Hildegard wurde 1098 als zehntes Kind des Edelfreien Hildebert und seiner Gemahlin Mechthild in Bermersheim (bei Alzey) geboren. Von schwächlicher körperlicher Konstitution war sie als Mädchen zugleich von lebhafter Natur und für alles, was sie umgab und erlebte, aufgeschlossen. Ihre Eltern übergaben sie als „Zehentgabe“ dem Benediktinerkloster auf dem Disibodenberg, wo Hildegard durch die Meisterin Jutta von Sponheim eine gute Erziehung erhielt. Mit etwa 16 Jahren entschloss sie sich aus eigenem Antrieb, ihr Leben als klausurierte Ordensfrau ganz in den Dienst Gottes zu stellen. Später betont Hildegard einmal die Freiwilligkeit ihres Entschlusses. Mit deutlichen Worten wendet sie sich gegen jede Form von Zwang, der auf einen Menschen im Zusammenhang mit dem Klostereintritt ausgeübt werden kann. Die Entschiedenheit einer solchen Bindung kann für sie immer nur als freie Antwort auf den göttlichen Ruf gegeben werden.

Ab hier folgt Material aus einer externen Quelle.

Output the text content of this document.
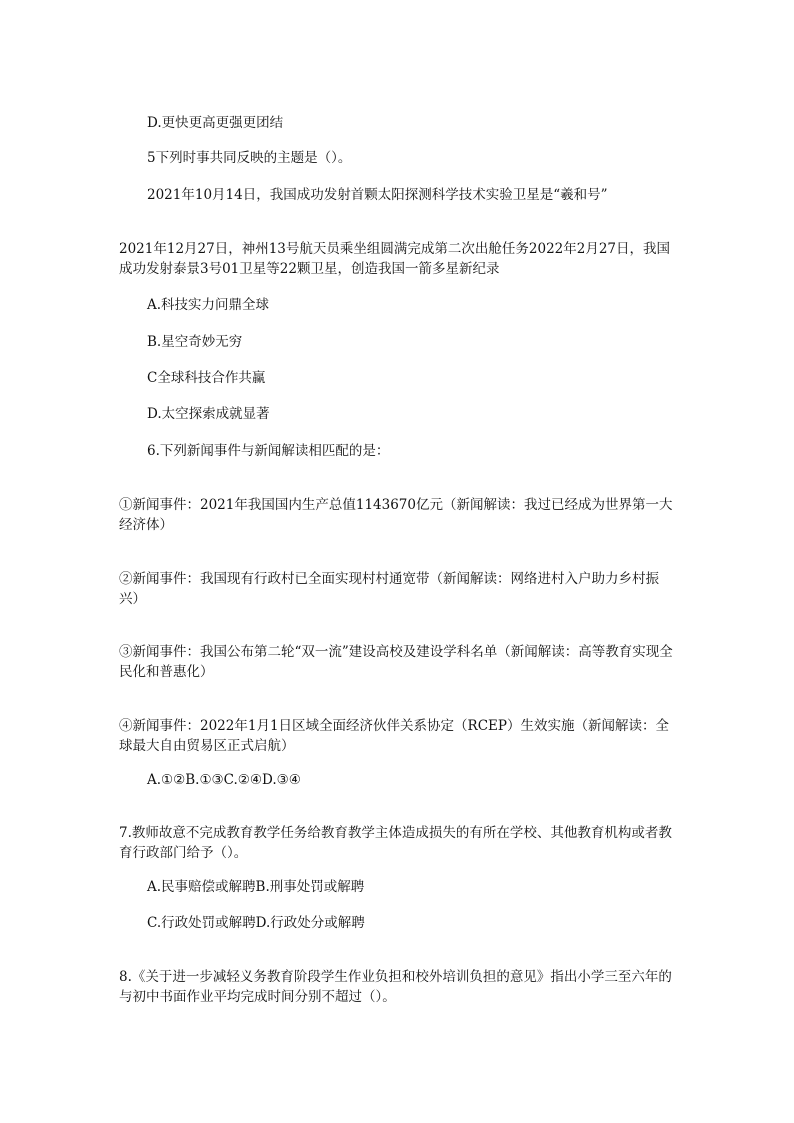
D.更快更高更强更团结
5下列时事共同反映的主题是（）。
2021年10月14日，我国成功发射首颗太阳探测科学技术实验卫星是“羲和号”
2021年12月27日，神州13号航天员乘坐组圆满完成第二次出舱任务2022年2月27日，我国成功发射泰景3号01卫星等22颗卫星，创造我国一箭多星新纪录
A.科技实力问鼎全球
B.星空奇妙无穷
C全球科技合作共赢
D.太空探索成就显著
6.下列新闻事件与新闻解读相匹配的是：
①新闻事件：2021年我国国内生产总值1143670亿元（新闻解读：我过已经成为世界第一大经济体）
②新闻事件：我国现有行政村已全面实现村村通宽带（新闻解读：网络进村入户助力乡村振兴）
③新闻事件：我国公布第二轮“双一流”建设高校及建设学科名单（新闻解读：高等教育实现全民化和普惠化）
④新闻事件：2022年1月1日区域全面经济伙伴关系协定（RCEP）生效实施（新闻解读：全球最大自由贸易区正式启航）
A.①②B.①③C.②④D.③④
7.教师故意不完成教育教学任务给教育教学主体造成损失的有所在学校、其他教育机构或者教育行政部门给予（）。
A.民事赔偿或解聘B.刑事处罚或解聘
C.行政处罚或解聘D.行政处分或解聘
8.《关于进一步减轻义务教育阶段学生作业负担和校外培训负担的意见》指出小学三至六年的与初中书面作业平均完成时间分别不超过（）。
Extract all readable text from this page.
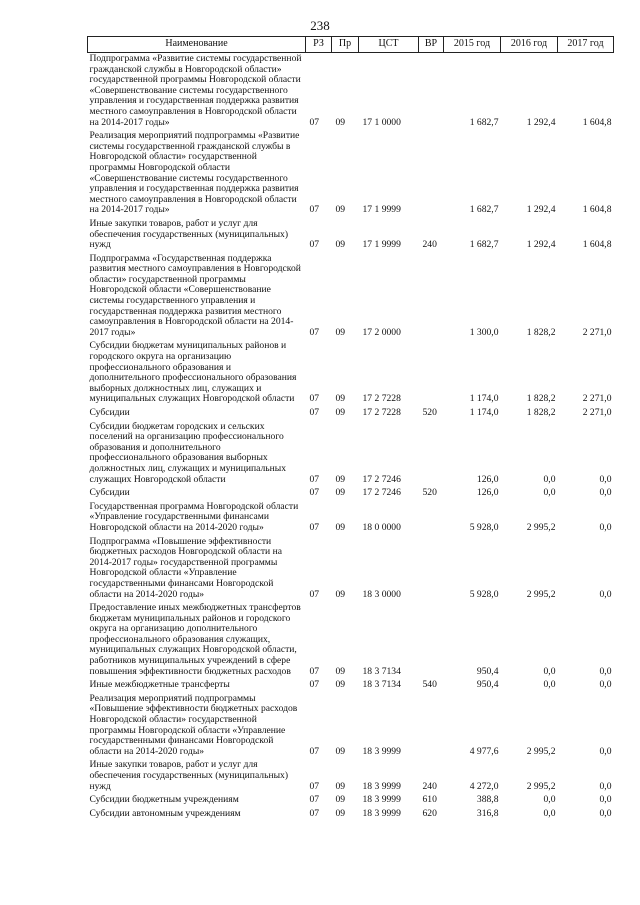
238
Наименование	РЗ	Пр	ЦСТ	ВР	2015 год	2016 год	2017 год
Подпрограмма «Развитие системы государственной гражданской службы в Новгородской области» государственной программы Новгородской области «Совершенствование системы государственного управления и государственная поддержка развития местного самоуправления в Новгородской области на 2014-2017 годы»	07	09	17 1 0000		1 682,7	1 292,4	1 604,8
Реализация мероприятий подпрограммы «Развитие системы государственной гражданской службы в Новгородской области» государственной программы Новгородской области «Совершенствование системы государственного управления и государственная поддержка развития местного самоуправления в Новгородской области на 2014-2017 годы»	07	09	17 1 9999		1 682,7	1 292,4	1 604,8
Иные закупки товаров, работ и услуг для обеспечения государственных (муниципальных) нужд	07	09	17 1 9999	240	1 682,7	1 292,4	1 604,8
Подпрограмма «Государственная поддержка развития местного самоуправления в Новгородской области» государственной программы Новгородской области «Совершенствование системы государственного управления и государственная поддержка развития местного самоуправления в Новгородской области на 2014-2017 годы»	07	09	17 2 0000		1 300,0	1 828,2	2 271,0
Субсидии бюджетам муниципальных районов и городского округа на организацию профессионального образования и дополнительного профессионального образования выборных должностных лиц, служащих и муниципальных служащих Новгородской области	07	09	17 2 7228		1 174,0	1 828,2	2 271,0
Субсидии	07	09	17 2 7228	520	1 174,0	1 828,2	2 271,0
Субсидии бюджетам городских и сельских поселений на организацию профессионального образования и дополнительного профессионального образования выборных должностных лиц, служащих и муниципальных служащих Новгородской области	07	09	17 2 7246		126,0	0,0	0,0
Субсидии	07	09	17 2 7246	520	126,0	0,0	0,0
Государственная программа Новгородской области «Управление государственными финансами Новгородской области на 2014-2020 годы»	07	09	18 0 0000		5 928,0	2 995,2	0,0
Подпрограмма «Повышение эффективности бюджетных расходов Новгородской области на 2014-2017 годы» государственной программы Новгородской области «Управление государственными финансами Новгородской области на 2014-2020 годы»	07	09	18 3 0000		5 928,0	2 995,2	0,0
Предоставление иных межбюджетных трансфертов бюджетам муниципальных районов и городского округа на организацию дополнительного профессионального образования служащих, муниципальных служащих Новгородской области, работников муниципальных учреждений в сфере повышения эффективности бюджетных расходов	07	09	18 3 7134		950,4	0,0	0,0
Иные межбюджетные трансферты	07	09	18 3 7134	540	950,4	0,0	0,0
Реализация мероприятий подпрограммы «Повышение эффективности бюджетных расходов Новгородской области» государственной программы Новгородской области «Управление государственными финансами Новгородской области на 2014-2020 годы»	07	09	18 3 9999		4 977,6	2 995,2	0,0
Иные закупки товаров, работ и услуг для обеспечения государственных (муниципальных) нужд	07	09	18 3 9999	240	4 272,0	2 995,2	0,0
Субсидии бюджетным учреждениям	07	09	18 3 9999	610	388,8	0,0	0,0
Субсидии автономным учреждениям	07	09	18 3 9999	620	316,8	0,0	0,0
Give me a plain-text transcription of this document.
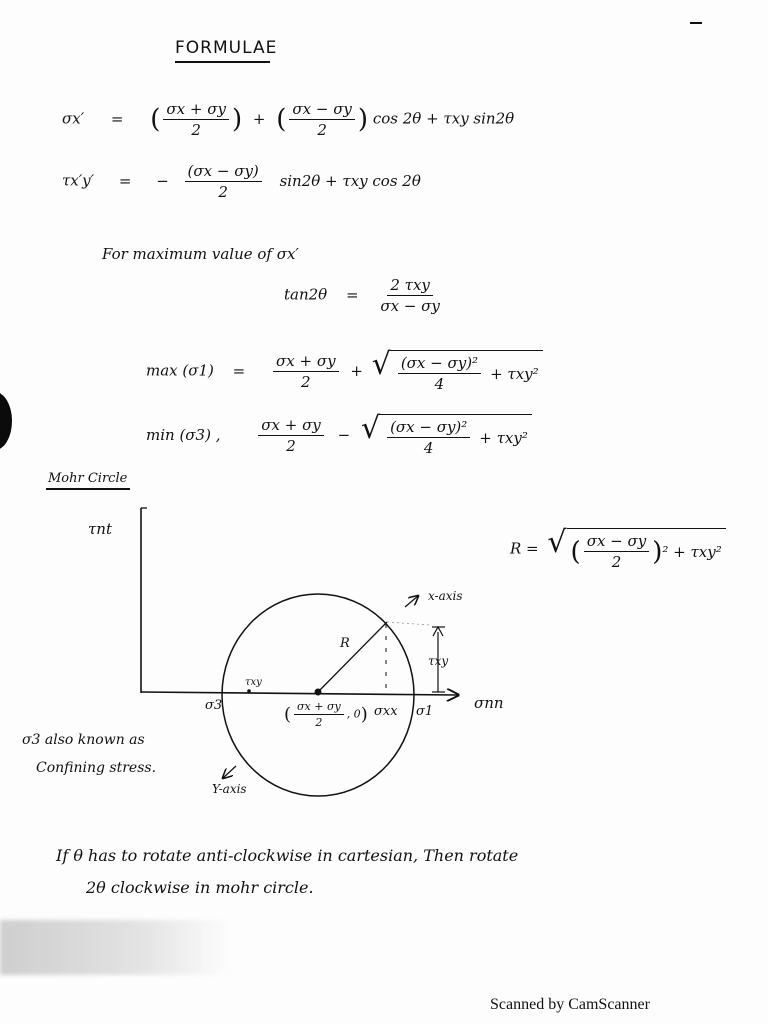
FORMULAE
σx′ = ( $\frac{\sigma x + \sigma y}{2}$ ) + ( $\frac{\sigma x - \sigma y}{2}$ ) cos 2θ + τxy sin2θ
τx′y′ = − $\frac{(\sigma x - \sigma y)}{2} \sin 2\theta + \tau xy$ cos 2θ
For maximum value of σx′
$\tan 2\theta = \frac{\text{2 τxy}}{\sigma x - \sigma y}$
$\max (\sigma 1) = \frac{\sigma x + \sigma y}{2}$ + √ $\frac{\text{(σx − σy)²}}{4} + \tau xy^2$
min (σ3) ,	$\frac{\sigma x + \sigma y}{2}$ − √ $\frac{\text{(σx − σy)²}}{4} + \tau xy^2$
Mohr Circle
R = √ ( $\frac{\sigma x - \sigma y}{2}$ ) ² + τxy²
τnt
σnn
x-axis
Y-axis
R
τxy
τxy
σ3	σ1
σxx
( $\frac{\sigma x + \sigma y}{2}$ , 0)
σ3 also known as
Confining stress.
If θ has to rotate anti-clockwise in cartesian, Then rotate
2θ clockwise in mohr circle.
Scanned by CamScanner
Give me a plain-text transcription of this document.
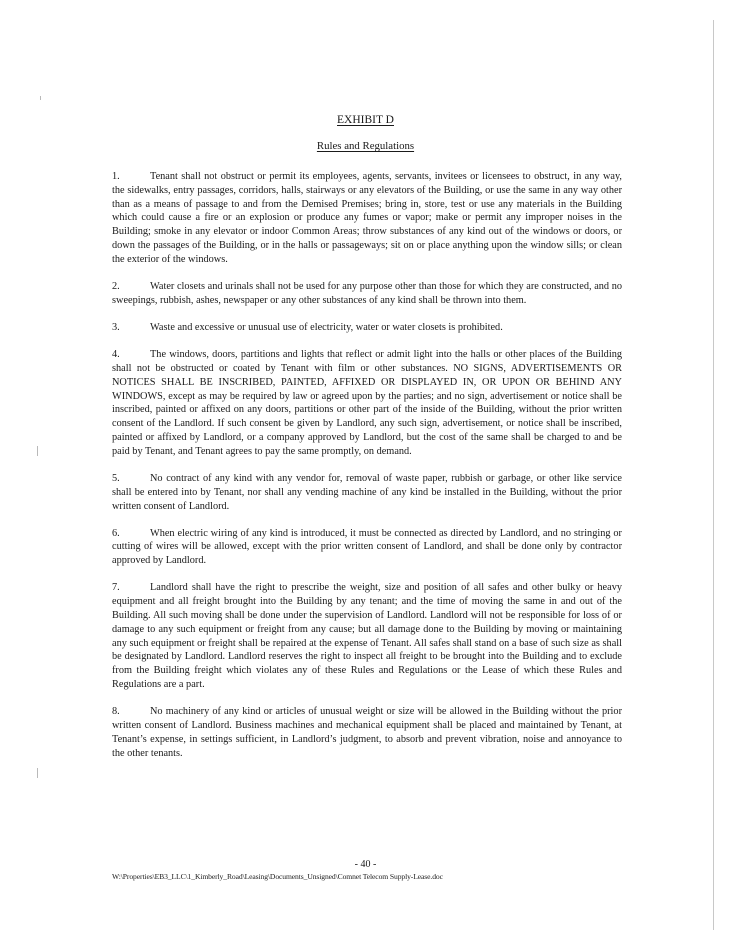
EXHIBIT D
Rules and Regulations

1.	Tenant shall not obstruct or permit its employees, agents, servants, invitees or licensees to obstruct, in any way, the sidewalks, entry passages, corridors, halls, stairways or any elevators of the Building, or use the same in any way other than as a means of passage to and from the Demised Premises; bring in, store, test or use any materials in the Building which could cause a fire or an explosion or produce any fumes or vapor; make or permit any improper noises in the Building; smoke in any elevator or indoor Common Areas; throw substances of any kind out of the windows or doors, or down the passages of the Building, or in the halls or passageways; sit on or place anything upon the window sills; or clean the exterior of the windows.

2.	Water closets and urinals shall not be used for any purpose other than those for which they are constructed, and no sweepings, rubbish, ashes, newspaper or any other substances of any kind shall be thrown into them.

3.	Waste and excessive or unusual use of electricity, water or water closets is prohibited.

4.	The windows, doors, partitions and lights that reflect or admit light into the halls or other places of the Building shall not be obstructed or coated by Tenant with film or other substances. NO SIGNS, ADVERTISEMENTS OR NOTICES SHALL BE INSCRIBED, PAINTED, AFFIXED OR DISPLAYED IN, OR UPON OR BEHIND ANY WINDOWS, except as may be required by law or agreed upon by the parties; and no sign, advertisement or notice shall be inscribed, painted or affixed on any doors, partitions or other part of the inside of the Building, without the prior written consent of the Landlord. If such consent be given by Landlord, any such sign, advertisement, or notice shall be inscribed, painted or affixed by Landlord, or a company approved by Landlord, but the cost of the same shall be charged to and be paid by Tenant, and Tenant agrees to pay the same promptly, on demand.

5.	No contract of any kind with any vendor for, removal of waste paper, rubbish or garbage, or other like service shall be entered into by Tenant, nor shall any vending machine of any kind be installed in the Building, without the prior written consent of Landlord.

6.	When electric wiring of any kind is introduced, it must be connected as directed by Landlord, and no stringing or cutting of wires will be allowed, except with the prior written consent of Landlord, and shall be done only by contractor approved by Landlord.

7.	Landlord shall have the right to prescribe the weight, size and position of all safes and other bulky or heavy equipment and all freight brought into the Building by any tenant; and the time of moving the same in and out of the Building. All such moving shall be done under the supervision of Landlord. Landlord will not be responsible for loss of or damage to any such equipment or freight from any cause; but all damage done to the Building by moving or maintaining any such equipment or freight shall be repaired at the expense of Tenant. All safes shall stand on a base of such size as shall be designated by Landlord. Landlord reserves the right to inspect all freight to be brought into the Building and to exclude from the Building freight which violates any of these Rules and Regulations or the Lease of which these Rules and Regulations are a part.

8.	No machinery of any kind or articles of unusual weight or size will be allowed in the Building without the prior written consent of Landlord. Business machines and mechanical equipment shall be placed and maintained by Tenant, at Tenant’s expense, in settings sufficient, in Landlord’s judgment, to absorb and prevent vibration, noise and annoyance to the other tenants.

- 40 -
W:\Properties\EB3_LLC\1_Kimberly_Road\Leasing\Documents_Unsigned\Comnet Telecom Supply-Lease.doc
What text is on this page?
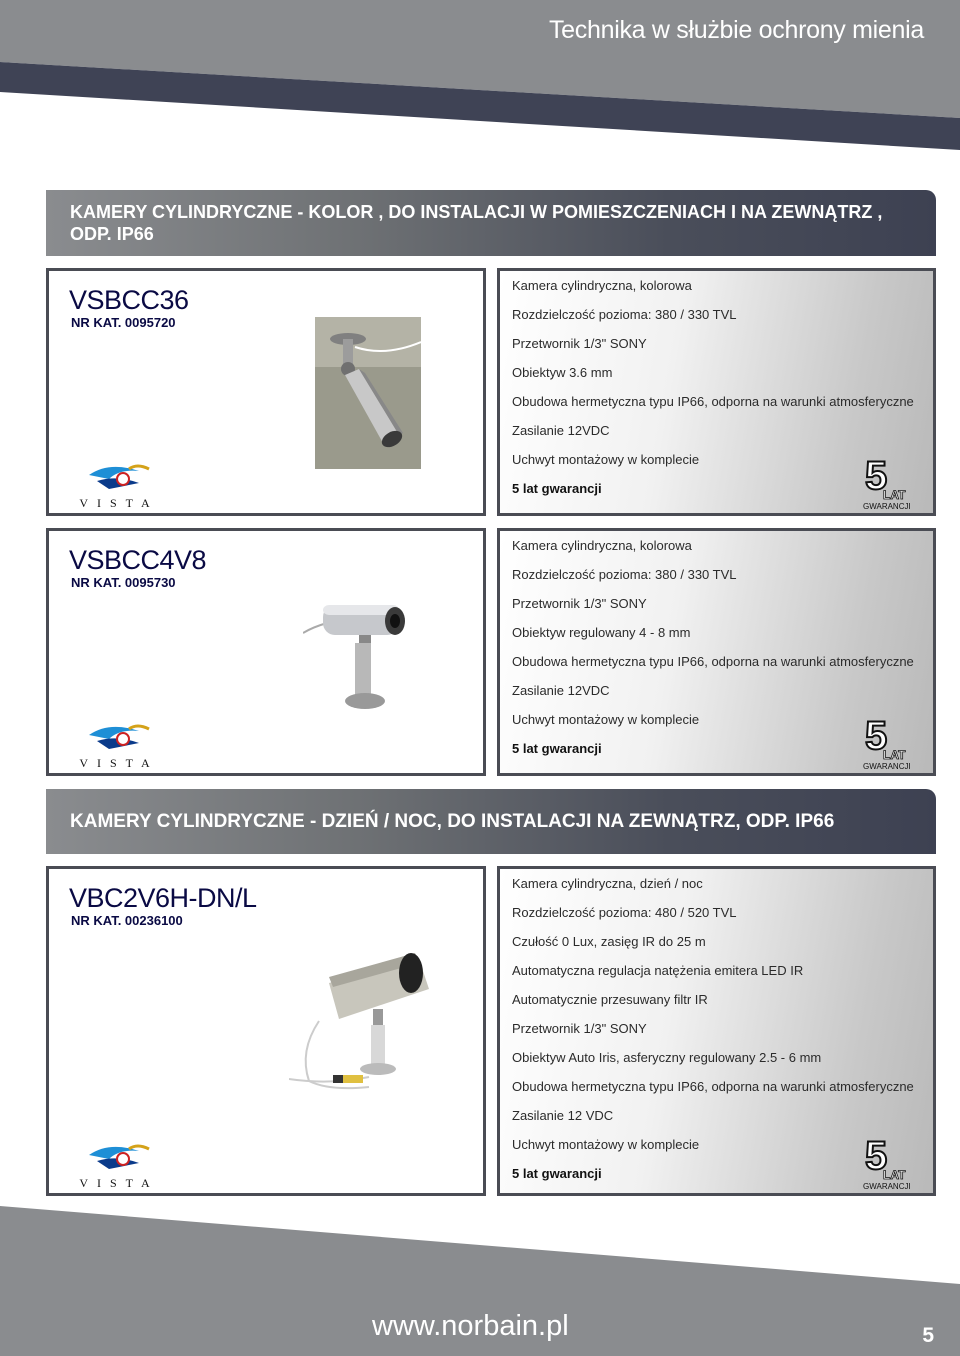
Technika w służbie ochrony mienia
KAMERY CYLINDRYCZNE - KOLOR , DO INSTALACJI W POMIESZCZENIACH I NA ZEWNĄTRZ , ODP. IP66
VSBCC36
NR KAT. 0095720
VISTA
Kamera cylindryczna, kolorowa
Rozdzielczość pozioma: 380 / 330 TVL
Przetwornik 1/3" SONY
Obiektyw 3.6 mm
Obudowa hermetyczna typu IP66, odporna na warunki atmosferyczne
Zasilanie 12VDC
Uchwyt montażowy w komplecie
5 lat gwarancji	5
LAT
GWARANCJI
VSBCC4V8
NR KAT. 0095730
VISTA
Kamera cylindryczna, kolorowa
Rozdzielczość pozioma: 380 / 330 TVL
Przetwornik 1/3" SONY
Obiektyw regulowany 4 - 8 mm
Obudowa hermetyczna typu IP66, odporna na warunki atmosferyczne
Zasilanie 12VDC
Uchwyt montażowy w komplecie
5 lat gwarancji	5
LAT
GWARANCJI
KAMERY CYLINDRYCZNE - DZIEŃ / NOC, DO INSTALACJI NA ZEWNĄTRZ, ODP. IP66
VBC2V6H-DN/L
NR KAT. 00236100
VISTA
Kamera cylindryczna, dzień / noc
Rozdzielczość pozioma: 480 / 520 TVL
Czułość 0 Lux, zasięg IR do 25 m
Automatyczna regulacja natężenia emitera LED IR
Automatycznie przesuwany filtr IR
Przetwornik 1/3" SONY
Obiektyw Auto Iris, asferyczny regulowany 2.5 - 6 mm
Obudowa hermetyczna typu IP66, odporna na warunki atmosferyczne
Zasilanie 12 VDC
Uchwyt montażowy w komplecie
5 lat gwarancji	5
LAT
GWARANCJI
www.norbain.pl	5
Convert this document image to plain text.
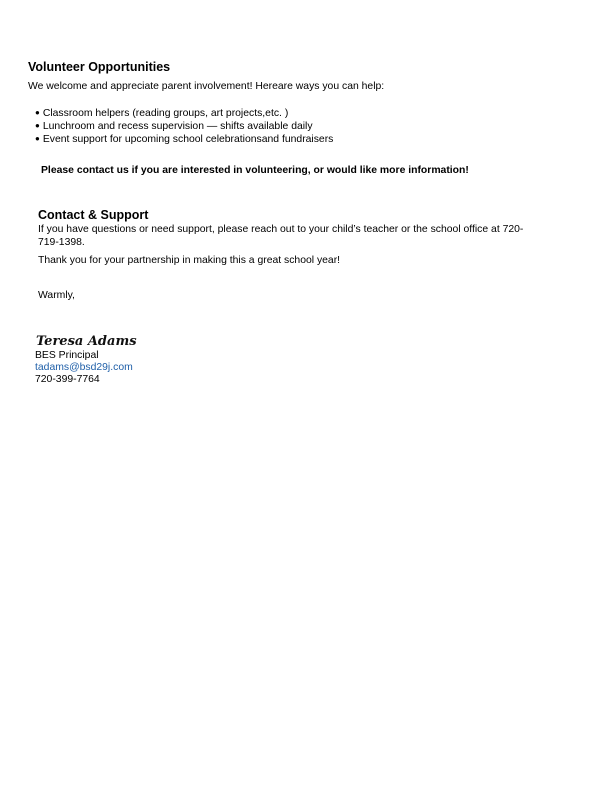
Volunteer Opportunities

We welcome and appreciate parent involvement! Hereare ways you can help:

● Classroom helpers (reading groups, art projects,etc. )
● Lunchroom and recess supervision — shifts available daily
● Event support for upcoming school celebrationsand fundraisers

Please contact us if you are interested in volunteering, or would like more information!

Contact & Support

If you have questions or need support, please reach out to your child’s teacher or the school office at 720-719-1398.

Thank you for your partnership in making this a great school year!

Warmly,

Teresa Adams

BES Principal

tadams@bsd29j.com

720-399-7764
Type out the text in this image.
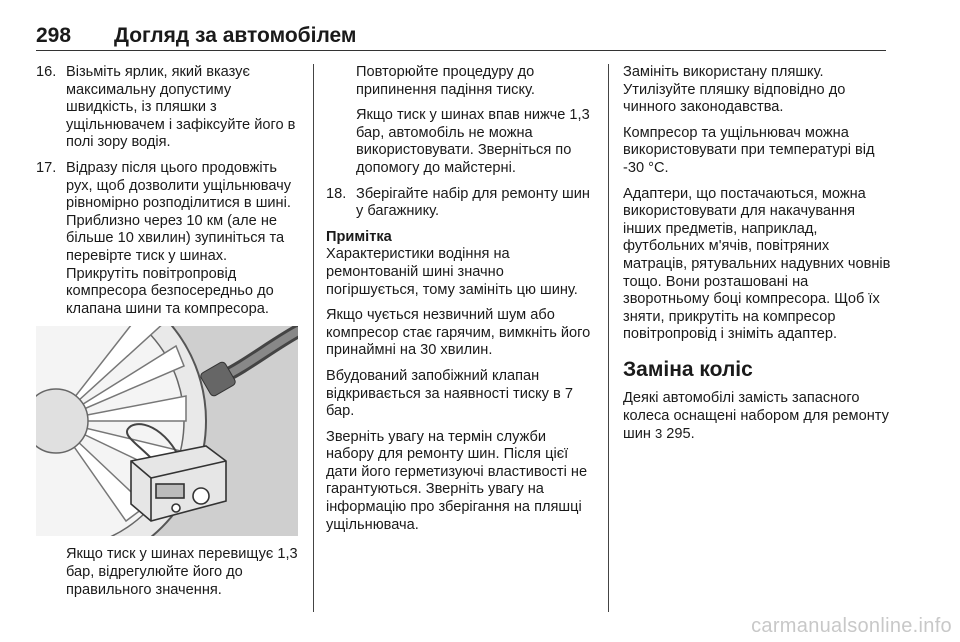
298 Догляд за автомобілем
16. Візьміть ярлик, який вказує максимальну допустиму швидкість, із пляшки з ущільнювачем і зафіксуйте його в полі зору водія.
17. Відразу після цього продовжіть рух, щоб дозволити ущільнювачу рівномірно розподілитися в шині. Приблизно через 10 км (але не більше 10 хвилин) зупиніться та перевірте тиск у шинах. Прикрутіть повітропровід компресора безпосередньо до клапана шини та компресора.

Якщо тиск у шинах перевищує 1,3 бар, відрегулюйте його до правильного значення.

Повторюйте процедуру до припинення падіння тиску.

Якщо тиск у шинах впав нижче 1,3 бар, автомобіль не можна використовувати. Зверніться по допомогу до майстерні.

18. Зберігайте набір для ремонту шин у багажнику.

Примітка

Характеристики водіння на ремонтованій шині значно погіршується, тому замініть цю шину.

Якщо чується незвичний шум або компресор стає гарячим, вимкніть його принаймні на 30 хвилин.

Вбудований запобіжний клапан відкривається за наявності тиску в 7 бар.

Зверніть увагу на термін служби набору для ремонту шин. Після цієї дати його герметизуючі властивості не гарантуються. Зверніть увагу на інформацію про зберігання на пляшці ущільнювача.

Замініть використану пляшку. Утилізуйте пляшку відповідно до чинного законодавства.

Компресор та ущільнювач можна використовувати при температурі від -30 °C.

Адаптери, що постачаються, можна використовувати для накачування інших предметів, наприклад, футбольних м'ячів, повітряних матраців, рятувальних надувних човнів тощо. Вони розташовані на зворотньому боці компресора. Щоб їх зняти, прикрутіть на компресор повітропровід і зніміть адаптер.

Заміна коліс

Деякі автомобілі замість запасного колеса оснащені набором для ремонту шин 3 295.

carmanualsonline.info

Hier berühren wir die erste Seite der Persönlichkeit dieser Frau, welche den Ton der persönlichen Freiheit erklingen lässt. So wie sie später ihre Klostergründung frei wissen wollte von jeder menschlichen Macht, so kennt Hildegard die Freiheit des Geschöpfes als eines der wichtigsten zu schützenden Güter. Doch vermag sie Freiheit nur zu entdecken und gutzuheißen in der Spannung zur Bindung, was das Gegenteil von mangelnder Entscheidungsfähigkeit und Entschiedenheitswillen ist. Ein höchstes Maß an Freiheit gewinnt der Mensch im Laufe seines Lebens, wenn er sich immer mehr frei macht von irdischen Abhängigkeiten und immer mehr hineinreift in die Freiheit, allein für Gott und seinen Willen dazusein.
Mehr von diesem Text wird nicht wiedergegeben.